At the 229th Meeting of the American Astronomical Society held recently, astronomers of the SDSS/APOGEE project announced the results of a study that included more than 150,000 stars in the Milky Way. Each star was analyzed to determine the amount of nearly two dozen chemical elements, including carbon, hydrogen, nitrogen, oxygen, phosphorus and sulfur, the ones that form life’s building blocks.
We know that almost all the elements heavier than hydrogen are generated in stars and scattered through space when they explode in supernovas. A part of these elements is absorbed in the formation of new generations of stars, a small part ends up forming planets and on Earth the living beings that inhabit it. In stars, the traces of elements heavier than hydrogen and helium can be detected by a spectrographic analysis to detect those elements’ “signatures”, unique to each one like fingerprints.
The SDSS (Sloan Digital Sky Survey) international collaboration has been conducting a series of astronomical research projects over the years. Years ago these projects produced astronomical photographs that brought fame to the collaboration. However, since 2008, the projects started being spectroscopic investigations that provide other types of data.
For this research, the astronomers who worked at it used the APOGEE (Apache Point Observatory Galactic Evolution Experiment) spectrograph mounted on the Sloan Foundation Telescope at Apache Point Observatory, New Mexico to examine the chemical composition of more than 150,000 stars in the Milky Way. This instrument carries out detections at infrareds because they allow to see stars in a much larger area of the galaxy than visible light. That’s because infrareds pass through interstellar dust while visible light tends to be blocked.
The catalog created through this project has many purposes. Knowing the composition of stars will help astronomers better understand the Milky Way’s history and structure. For example, it was found that the inner area of the Milky Way stars contain more heavy elements. Those stars are older, which means that a greater amount of those elements was created first in the inner part of the galaxy than in the outer areas. This means that the center of the Milky Way there were conditions for the development of life forms similar to the Earth’s ones long before on Earth.
The processes that create the different elements occur in specific types of stars because they evolve in different ways and at different speeds.
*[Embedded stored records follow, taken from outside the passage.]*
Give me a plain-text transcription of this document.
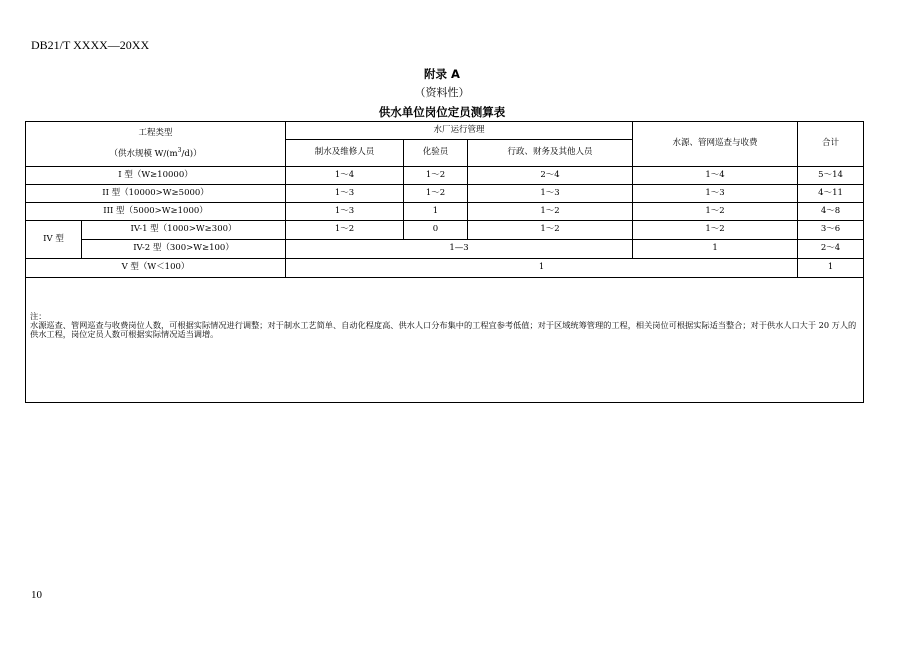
DB21/T XXXX—20XX
附录 A
（资料性）
供水单位岗位定员测算表
工程类型
（供水规模 $W/(m^3/d)$）		水厂运行管理			水源、管网巡查与收费	合计
		制水及维修人员	化验员	行政、财务及其他人员		
I 型（W≥10000）		1～4	1～2	2～4	1～4	5～14
II 型（10000>W≥5000）		1～3	1～2	1～3	1～3	4～11
III 型（5000>W≥1000）		1～3	1	1～2	1～2	4～8
IV 型	IV-1 型（1000>W≥300）	1～2	0	1～2	1～2	3～6
	IV-2 型（300>W≥100）	1—3			1	2～4
V 型（W＜100）		1				1

注：
水源巡查、管网巡查与收费岗位人数，可根据实际情况进行调整；对于制水工艺简单、自动化程度高、供水人口分布集中的工程宜参考低值；对于区域统筹管理的工程，相关岗位可根据实际适当整合；对于供水人口大于 20 万人的供水工程，岗位定员人数可根据实际情况适当调增。						
10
The consequence is that the analysis of the abundance of these elements can help astronomers to reconstruct the history of those processes and compare the results with the models of galaxy formation and evolution developed through other types of investigation.
An important result is also the possibility to study the distribution of the elements that form the building blocks of life on Earth. Carbon, hydrogen, nitrogen, oxygen, phosphorus and sulfur are the six most common elements on Earth and make up more than 97% of the mass of a human being’s body so finding areas in the Milky Way where they’re common could indicate potential system hosting life forms similar to those on Earth. A part of the stars examined was also studied by NASA’s Kepler space telescope and 90 of them could have rocky planets.
The image (courtesy Dana Berry/Skyworks Digital Inc.; SDSS collaboration) shows the spectral signatures and the distribution of carbon, hydrogen, nitrogen, oxygen, phosphorus and sulfur in the Milky Way examined in this investigation and their concentrations in the human body. These elements are actually present throughout the human body because first of all they’re part of DNA but have other functions as well so they can be present in particular in certain organs.
This survey is very interesting for the possible implications regarding the development of life forms similar to those on Earth but it’s only an initial stage for possible further research. In fact, the collected data were released and are available online in the so-called Data Release 13 of the SDSS project.